Part 3. As they begin to approach the outdoor concert, which is now set to take place on the rooftop of Apple, the songs have jelled, but practice makes perfect. That said, it’s striking, throughout the eight-hour film, how many numbers the Beatles rehearse that wind up being on “Abbey Road” (“I Want You,” “Oh! Darling,” “Something”), or on one of their solo albums (“All Things Must Pass,” “Teddy Boy,” “Gimme Some Truth”). The Beatles are straddling eras even as they’re struggling, more than ever, to define the present moment. You get the feeling that they could honestly play old rock ‘n’ roll songs for 10 hours a day (we hear “Blue Suede Shoes,” “Shake, Rattle and Roll,” “Kansas City,” and “Miss Ann”) and be utterly happy. For them, it’s breathing — it’s heaven. It’s the rock ‘n’ roll paradise they never left.

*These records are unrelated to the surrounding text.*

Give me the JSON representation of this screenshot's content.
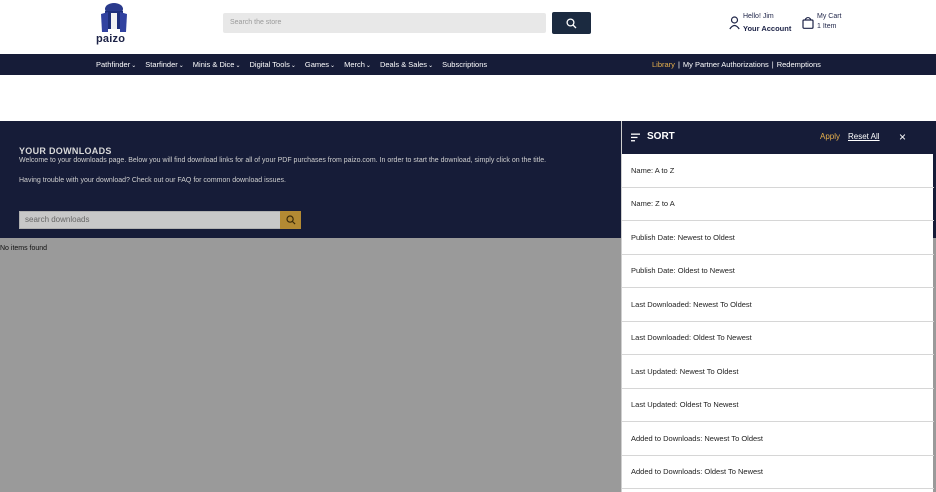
{
  "header": {
    "logo_text": "paizo",
    "search_placeholder": "Search the store",
    "hello_text": "Hello! Jim",
    "account_label": "Your Account",
    "cart_label": "My Cart",
    "cart_items": "1 Item"
  },
  "nav": {
    "items": [
      {
        "label": "Pathfinder"
      },
      {
        "label": "Starfinder"
      },
      {
        "label": "Minis & Dice"
      },
      {
        "label": "Digital Tools"
      },
      {
        "label": "Games"
      },
      {
        "label": "Merch"
      },
      {
        "label": "Deals & Sales"
      },
      {
        "label": "Subscriptions"
      }
    ],
    "right_links": [
      {
        "label": "Library"
      },
      {
        "label": "My Partner Authorizations"
      },
      {
        "label": "Redemptions"
      }
    ],
    "separator": "|",
    "chevron": "⌄"
  },
  "downloads": {
    "title": "YOUR DOWNLOADS",
    "welcome": "Welcome to your downloads page. Below you will find download links for all of your PDF purchases from paizo.com. In order to start the download, simply click on the title.",
    "trouble": "Having trouble with your download? Check out our FAQ for common download issues.",
    "search_placeholder": "search downloads",
    "empty_text": "No items found"
  },
  "sort_panel": {
    "title": "SORT",
    "apply_label": "Apply",
    "reset_label": "Reset All",
    "close_glyph": "×",
    "options": [
      {
        "label": "Name: A to Z"
      },
      {
        "label": "Name: Z to A"
      },
      {
        "label": "Publish Date: Newest to Oldest"
      },
      {
        "label": "Publish Date: Oldest to Newest"
      },
      {
        "label": "Last Downloaded: Newest To Oldest"
      },
      {
        "label": "Last Downloaded: Oldest To Newest"
      },
      {
        "label": "Last Updated: Newest To Oldest"
      },
      {
        "label": "Last Updated: Oldest To Newest"
      },
      {
        "label": "Added to Downloads: Newest To Oldest"
      },
      {
        "label": "Added to Downloads: Oldest To Newest"
      }
    ]
  },
  "colors": {
    "navy": "#161c38",
    "gold": "#e7b04c",
    "search_button": "#1b2a40",
    "download_search_button": "#b38a33"
  },
  "icons": {
    "logo": "paizo-goblin-logo",
    "search": "search-icon",
    "account": "user-icon",
    "cart": "bag-icon",
    "sort_menu": "sort-lines-icon",
    "close": "close-icon"
  }
}
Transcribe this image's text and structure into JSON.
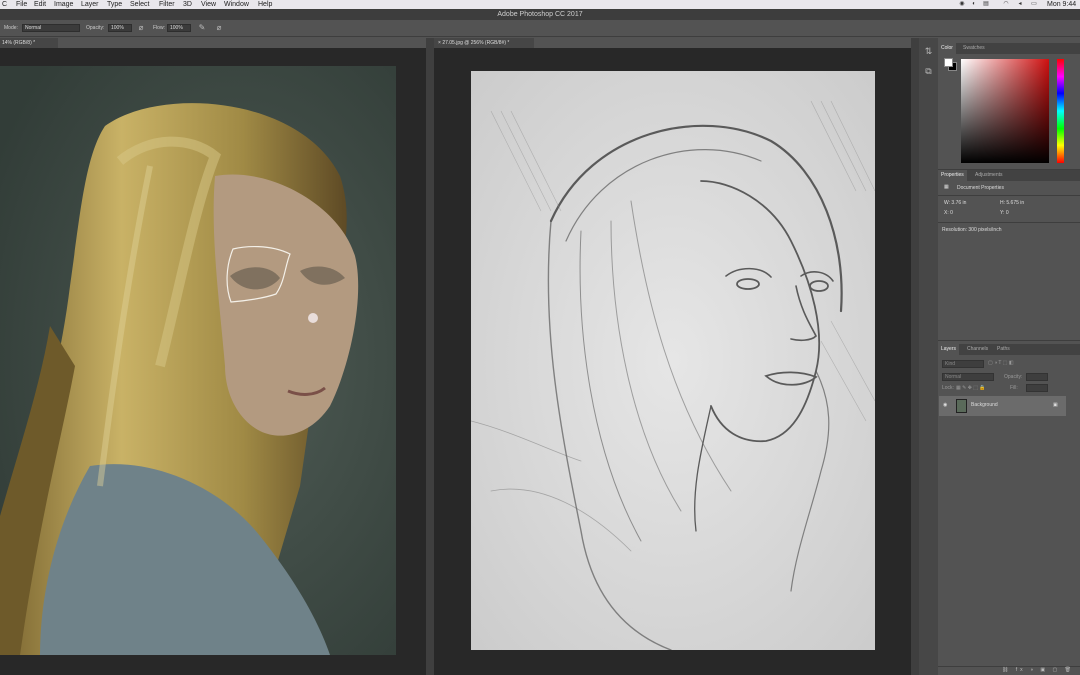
{
  "menubar": {
    "apple": "",
    "app": "C",
    "items": [
      "File",
      "Edit",
      "Image",
      "Layer",
      "Type",
      "Select",
      "Filter",
      "3D",
      "View",
      "Window",
      "Help"
    ],
    "clock": "Mon 9:44"
  },
  "window_title": "Adobe Photoshop CC 2017",
  "options": {
    "mode_label": "Mode:",
    "mode_value": "Normal",
    "opacity_label": "Opacity:",
    "opacity_value": "100%",
    "flow_label": "Flow:",
    "flow_value": "100%"
  },
  "documents": {
    "tab1": "14% (RGB/8) *",
    "tab2_close": "×",
    "tab2": "27.05.jpg @ 256% (RGB/8#) *"
  },
  "color_panel": {
    "tabs": [
      "Color",
      "Swatches"
    ],
    "foreground": "#ffffff",
    "background": "#000000"
  },
  "properties_panel": {
    "tabs": [
      "Properties",
      "Adjustments"
    ],
    "heading": "Document Properties",
    "w": "W: 3.76 in",
    "h": "H: 5.675 in",
    "x": "X: 0",
    "y": "Y: 0",
    "resolution": "Resolution: 300 pixels/inch"
  },
  "layers_panel": {
    "tabs": [
      "Layers",
      "Channels",
      "Paths"
    ],
    "kind_placeholder": "Kind",
    "blend_mode": "Normal",
    "opacity_label": "Opacity:",
    "lock_label": "Lock:",
    "fill_label": "Fill:",
    "layer_name": "Background"
  }
}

But the future beckons. There’s a moment that’s like something out of a thriller, when John is talking about how much he’s looking forward to his meeting, later in the week, with Allen Klein, the Rolling Stones manager who is desperate to manage the Beatles. This, far more than the issue of how many songs George gets on an album, really is the beginning of the end. (Though if Paul had gone along with Klein and not insisted, unreasonably, that the Eastmans, who were his in-laws, manage the band…who knows?) Part 3 builds to the rooftop concert, and though at two hours and 18 minutes it’s the shortest episode, it’s the one that felt, to me, a bit bloated. At one point, the Beatles start chewing over the fact that they’ve been chewing over these songs too doggedly, and that leaves us, for a bit, watching a movie that’s chewing over the Beatles chewing over how much they’re chewing over.

But the rooftop concert provides the emotional catharsis that “Get Back” deserves. And that’s because even though so many of us know it so well, in “Get Back,” which nimbly intercuts the footage from 10 cameras (and we finally get to hear what those bobbies are saying!), we connect to the Beatles going up there and playing in a richer human way than we did in “Let It Be.” For the Beatles have now been through the ringer, and we’ve been through it along with them. We savor the music: the astounding cool propulsion of “Get Back,” the succulent vulnerability of “Don’t Let Me Down,” the raucous roaring faith of “I’ve Got a Feeling.” The rooftop performance, which in “Let It Be” seemed a cheeky lark, is now about perseverance, and it’s about grace — the beauty of these “lads” finding a way, after all the obstacles, to do what they do. In the end, “Get Back” is better than good. It’s essential, an extended love letter to everything that made the Beatles real.